Cada colisión entre ellos desataba aterradoras ondas de energía.
Las ondas de choque resultantes se propagaban hacia afuera, haciendo volar por los aires a cualquier Demonio de Nivel Bajo cercano.
Raylo observaba, con el corazón latiéndole con fuerza en el pecho.
Una batalla de este nivel superaba con creces su habilidad actual.
Incluso Baofeng parecía pequeño e insignificante en un campo de batalla como este.
La brutal masacre duró un tiempo indeterminado.
El cielo se tiñó de un grotesco rojo oscuro, y el denso hedor a sangre mezclado con la podredumbre del pantano era nauseabundo.
Ambos bandos pagaron un alto precio.
Incontables cadáveres de Demonios cubrían el suelo, y su sangre se acumulaba en arroyos que teñían de rojo los bordes del pantano.
Al final, parecía que el bando del Dragón Negro tenía una ligera ventaja.
Con un rugido que hizo temblar el cielo, el Dragón Negro aprovechó una oportunidad.
Su enorme garra se estrelló con fuerza contra una de las cabezas del Monstruo Serpiente, creando un estruendo profundo y ahogado.
La sangre brotó a borbotones de la cabeza pardo-rojiza mientras esta se quedaba lacia y caía sin vida.
El Monstruo Serpiente de Tres Cabezas soltó un chillido de agonía absoluta.
Aunque sus otras dos cabezas seguían siendo feroces, sus ataques se habían debilitado claramente.
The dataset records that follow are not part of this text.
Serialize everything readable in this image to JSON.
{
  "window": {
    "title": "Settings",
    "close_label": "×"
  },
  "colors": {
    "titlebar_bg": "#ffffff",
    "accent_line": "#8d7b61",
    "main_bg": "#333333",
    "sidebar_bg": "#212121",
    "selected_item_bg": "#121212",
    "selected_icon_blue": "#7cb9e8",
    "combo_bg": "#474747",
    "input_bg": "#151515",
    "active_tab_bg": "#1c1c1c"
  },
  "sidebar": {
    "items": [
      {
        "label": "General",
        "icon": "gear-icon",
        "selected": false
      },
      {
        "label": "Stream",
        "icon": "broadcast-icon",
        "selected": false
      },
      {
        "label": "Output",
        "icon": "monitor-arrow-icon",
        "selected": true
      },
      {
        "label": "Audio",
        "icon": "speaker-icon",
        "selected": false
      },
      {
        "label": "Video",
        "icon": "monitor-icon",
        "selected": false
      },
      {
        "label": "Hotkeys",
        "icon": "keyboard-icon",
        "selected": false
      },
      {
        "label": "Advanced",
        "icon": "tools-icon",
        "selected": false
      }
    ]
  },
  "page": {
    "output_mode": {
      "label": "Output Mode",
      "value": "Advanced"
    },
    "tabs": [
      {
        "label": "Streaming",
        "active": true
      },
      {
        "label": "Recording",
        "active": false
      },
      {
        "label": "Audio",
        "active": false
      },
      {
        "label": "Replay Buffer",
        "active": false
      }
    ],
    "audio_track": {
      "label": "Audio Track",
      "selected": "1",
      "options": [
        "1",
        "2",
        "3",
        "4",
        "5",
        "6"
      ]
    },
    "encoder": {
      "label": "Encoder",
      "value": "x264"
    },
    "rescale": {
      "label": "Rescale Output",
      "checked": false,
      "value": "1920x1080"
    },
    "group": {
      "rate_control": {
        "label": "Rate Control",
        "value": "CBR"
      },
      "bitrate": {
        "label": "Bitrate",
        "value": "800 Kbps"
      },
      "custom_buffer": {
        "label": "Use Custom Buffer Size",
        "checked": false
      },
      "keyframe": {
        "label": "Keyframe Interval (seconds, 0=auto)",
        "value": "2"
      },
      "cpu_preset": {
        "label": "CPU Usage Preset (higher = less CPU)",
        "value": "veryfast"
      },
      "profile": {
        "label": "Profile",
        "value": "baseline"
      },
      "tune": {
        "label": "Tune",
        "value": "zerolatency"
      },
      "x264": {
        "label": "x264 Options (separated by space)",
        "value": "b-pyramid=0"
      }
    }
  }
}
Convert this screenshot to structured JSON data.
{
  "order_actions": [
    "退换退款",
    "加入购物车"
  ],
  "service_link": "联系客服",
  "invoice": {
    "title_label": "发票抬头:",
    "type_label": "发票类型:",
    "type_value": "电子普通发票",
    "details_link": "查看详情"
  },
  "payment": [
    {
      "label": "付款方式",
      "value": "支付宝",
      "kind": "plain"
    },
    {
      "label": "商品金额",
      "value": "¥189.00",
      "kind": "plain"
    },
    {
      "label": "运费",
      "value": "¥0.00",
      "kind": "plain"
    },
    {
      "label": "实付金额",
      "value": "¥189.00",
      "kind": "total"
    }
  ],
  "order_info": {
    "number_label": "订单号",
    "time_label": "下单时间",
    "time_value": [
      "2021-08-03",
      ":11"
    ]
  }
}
El Dragón Negro aprovechó su ventaja.
Sus Alas de Dragón se agitaron, levantando un vendaval violento, mientras sus garras y colmillos abrían repetidamente heridas en el cuerpo del Monstruo Serpiente lo bastante profundas como para dejar ver el hueso.
Finalmente, el Monstruo Serpiente de Tres Cabezas pareció darse cuenta de que las tornas habían cambiado.
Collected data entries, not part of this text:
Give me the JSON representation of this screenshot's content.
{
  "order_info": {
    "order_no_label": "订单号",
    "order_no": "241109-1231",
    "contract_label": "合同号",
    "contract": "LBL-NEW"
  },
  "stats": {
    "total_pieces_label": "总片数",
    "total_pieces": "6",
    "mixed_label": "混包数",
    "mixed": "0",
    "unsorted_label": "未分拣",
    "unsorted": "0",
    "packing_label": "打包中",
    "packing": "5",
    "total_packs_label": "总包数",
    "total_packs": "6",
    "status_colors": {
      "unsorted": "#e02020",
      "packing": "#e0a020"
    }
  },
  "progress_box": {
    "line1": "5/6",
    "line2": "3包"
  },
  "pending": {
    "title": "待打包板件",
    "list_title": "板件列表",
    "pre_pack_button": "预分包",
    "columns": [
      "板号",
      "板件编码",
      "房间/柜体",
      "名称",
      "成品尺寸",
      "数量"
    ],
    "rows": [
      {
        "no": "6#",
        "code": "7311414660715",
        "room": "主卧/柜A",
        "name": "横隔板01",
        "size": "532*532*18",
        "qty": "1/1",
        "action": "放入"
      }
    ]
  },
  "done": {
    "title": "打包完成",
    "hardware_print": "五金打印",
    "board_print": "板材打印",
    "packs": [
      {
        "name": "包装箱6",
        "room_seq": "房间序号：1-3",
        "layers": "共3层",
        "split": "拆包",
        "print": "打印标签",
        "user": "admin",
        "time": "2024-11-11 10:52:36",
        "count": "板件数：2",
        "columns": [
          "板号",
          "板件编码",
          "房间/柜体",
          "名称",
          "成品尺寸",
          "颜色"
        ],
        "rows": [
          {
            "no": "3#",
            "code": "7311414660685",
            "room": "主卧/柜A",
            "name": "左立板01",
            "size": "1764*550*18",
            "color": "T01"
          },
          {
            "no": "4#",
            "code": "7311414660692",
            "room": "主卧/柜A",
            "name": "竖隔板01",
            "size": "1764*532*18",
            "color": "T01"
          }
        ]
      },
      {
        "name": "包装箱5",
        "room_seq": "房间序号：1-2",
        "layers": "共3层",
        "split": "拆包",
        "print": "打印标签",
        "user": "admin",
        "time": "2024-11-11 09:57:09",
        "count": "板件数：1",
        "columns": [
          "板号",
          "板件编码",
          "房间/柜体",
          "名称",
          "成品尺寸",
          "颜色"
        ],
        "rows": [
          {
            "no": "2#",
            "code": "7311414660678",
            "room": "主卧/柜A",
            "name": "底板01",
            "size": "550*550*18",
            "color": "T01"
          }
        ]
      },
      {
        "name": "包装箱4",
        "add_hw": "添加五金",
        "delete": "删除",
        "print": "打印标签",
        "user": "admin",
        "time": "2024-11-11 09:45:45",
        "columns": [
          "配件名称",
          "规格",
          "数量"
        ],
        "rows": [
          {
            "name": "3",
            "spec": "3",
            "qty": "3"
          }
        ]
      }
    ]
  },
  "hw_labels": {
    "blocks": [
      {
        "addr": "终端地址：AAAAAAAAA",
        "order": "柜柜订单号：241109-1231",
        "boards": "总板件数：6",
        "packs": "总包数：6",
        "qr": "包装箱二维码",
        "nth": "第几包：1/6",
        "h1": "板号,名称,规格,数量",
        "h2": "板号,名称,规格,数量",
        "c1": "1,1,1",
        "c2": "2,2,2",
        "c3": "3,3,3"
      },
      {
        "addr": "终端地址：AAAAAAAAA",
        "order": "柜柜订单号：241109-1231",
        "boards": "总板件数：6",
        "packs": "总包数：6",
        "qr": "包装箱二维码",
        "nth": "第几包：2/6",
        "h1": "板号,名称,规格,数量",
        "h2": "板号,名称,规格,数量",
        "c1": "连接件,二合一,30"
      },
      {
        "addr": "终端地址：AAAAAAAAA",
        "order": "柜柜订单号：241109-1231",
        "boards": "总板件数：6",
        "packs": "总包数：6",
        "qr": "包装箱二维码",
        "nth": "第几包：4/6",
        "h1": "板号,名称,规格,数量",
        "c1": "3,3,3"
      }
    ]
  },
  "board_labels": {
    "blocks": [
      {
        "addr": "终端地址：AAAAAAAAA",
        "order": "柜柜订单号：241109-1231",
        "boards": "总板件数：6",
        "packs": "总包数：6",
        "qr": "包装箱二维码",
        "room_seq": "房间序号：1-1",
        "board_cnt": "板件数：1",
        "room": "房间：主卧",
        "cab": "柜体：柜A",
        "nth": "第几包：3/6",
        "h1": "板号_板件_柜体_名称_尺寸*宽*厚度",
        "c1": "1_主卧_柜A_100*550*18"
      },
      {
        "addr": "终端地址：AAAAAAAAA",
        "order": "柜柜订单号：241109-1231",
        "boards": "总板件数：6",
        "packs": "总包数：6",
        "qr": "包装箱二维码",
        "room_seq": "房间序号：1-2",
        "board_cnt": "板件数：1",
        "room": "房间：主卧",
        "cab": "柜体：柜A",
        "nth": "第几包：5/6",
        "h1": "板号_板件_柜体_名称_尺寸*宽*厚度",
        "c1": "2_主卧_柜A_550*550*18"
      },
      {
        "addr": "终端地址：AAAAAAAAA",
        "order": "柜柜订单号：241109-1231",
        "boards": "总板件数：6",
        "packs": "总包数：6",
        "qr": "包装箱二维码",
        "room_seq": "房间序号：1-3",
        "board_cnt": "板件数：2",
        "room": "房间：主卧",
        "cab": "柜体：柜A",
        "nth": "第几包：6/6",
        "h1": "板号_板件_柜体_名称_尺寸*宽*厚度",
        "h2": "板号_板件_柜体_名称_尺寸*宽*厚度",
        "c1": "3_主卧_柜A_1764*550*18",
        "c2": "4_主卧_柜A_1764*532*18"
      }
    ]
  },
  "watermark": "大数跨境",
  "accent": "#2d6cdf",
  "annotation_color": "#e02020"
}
Sus dos cabezas restantes soltaron una serie de rugidos a regañadientes mientras su enorme cuerpo comenzaba a retirarse lentamente hacia las profundidades del Pantano de Jade.
Los Hombres Serpiente, Lagartos Gigantes del Pantano y otros Demonios supervivientes los siguieron rápidamente, hasta desaparecer finalmente en el denso bosque del pantano.
El Dragón Negro no los persiguió.
También había sufrido heridas considerables; varias de sus escamas estaban levantadas y de las heridas manaba Sangre de Dragón de un rojo oscuro.
Se mantuvo suspendido en el aire y soltó un rugido de victoria.
Abajo, el ejército de la Gente Chacal-Lobo estalló en vítores que sacudieron el cielo, pero su número se había reducido a casi la mitad.
Muchas Bestias Mágicas también habían caído en este campo de batalla, para no volver a levantarse jamás.
El Dragón Negro voló en círculos por un momento antes de guiar a sus tropas restantes de vuelta a la Cordillera de Piedra Negra, cargando con los cuerpos de las Bestias Mágicas de Alto Nivel caídas.
La carne y la sangre de estas Bestias Mágicas de Alto Nivel eran el mejor alimento para que las Bestias Mágicas repusieran su energía, o incluso para avanzar de nivel.
En el borde del campo de batalla, Raylo divisó algo en un rincón caótico.
Allí, una peculiar Bestia Mágica —no especialmente grande, del tamaño de un Perro de Caza, con todo el cuerpo cubierto de una piel resbaladiza de color verde tinta y la espalda salpicada de pústulas de diversos tamaños— luchaba por salir del barro.
No era otro que el Sapo Venenoso Ilusorio, una Bestia Mágica de Nivel Cuatro del Pantano de Jade famosa por su potente veneno.
Hacía un momento, el devastador Aliento de Dragón Sombrío del Dragón Negro se había dirigido principalmente al Monstruo Serpiente de Tres Cabezas, pero el borde de la explosión había alcanzado a este desafortunado Sapo Venenoso Ilusorio.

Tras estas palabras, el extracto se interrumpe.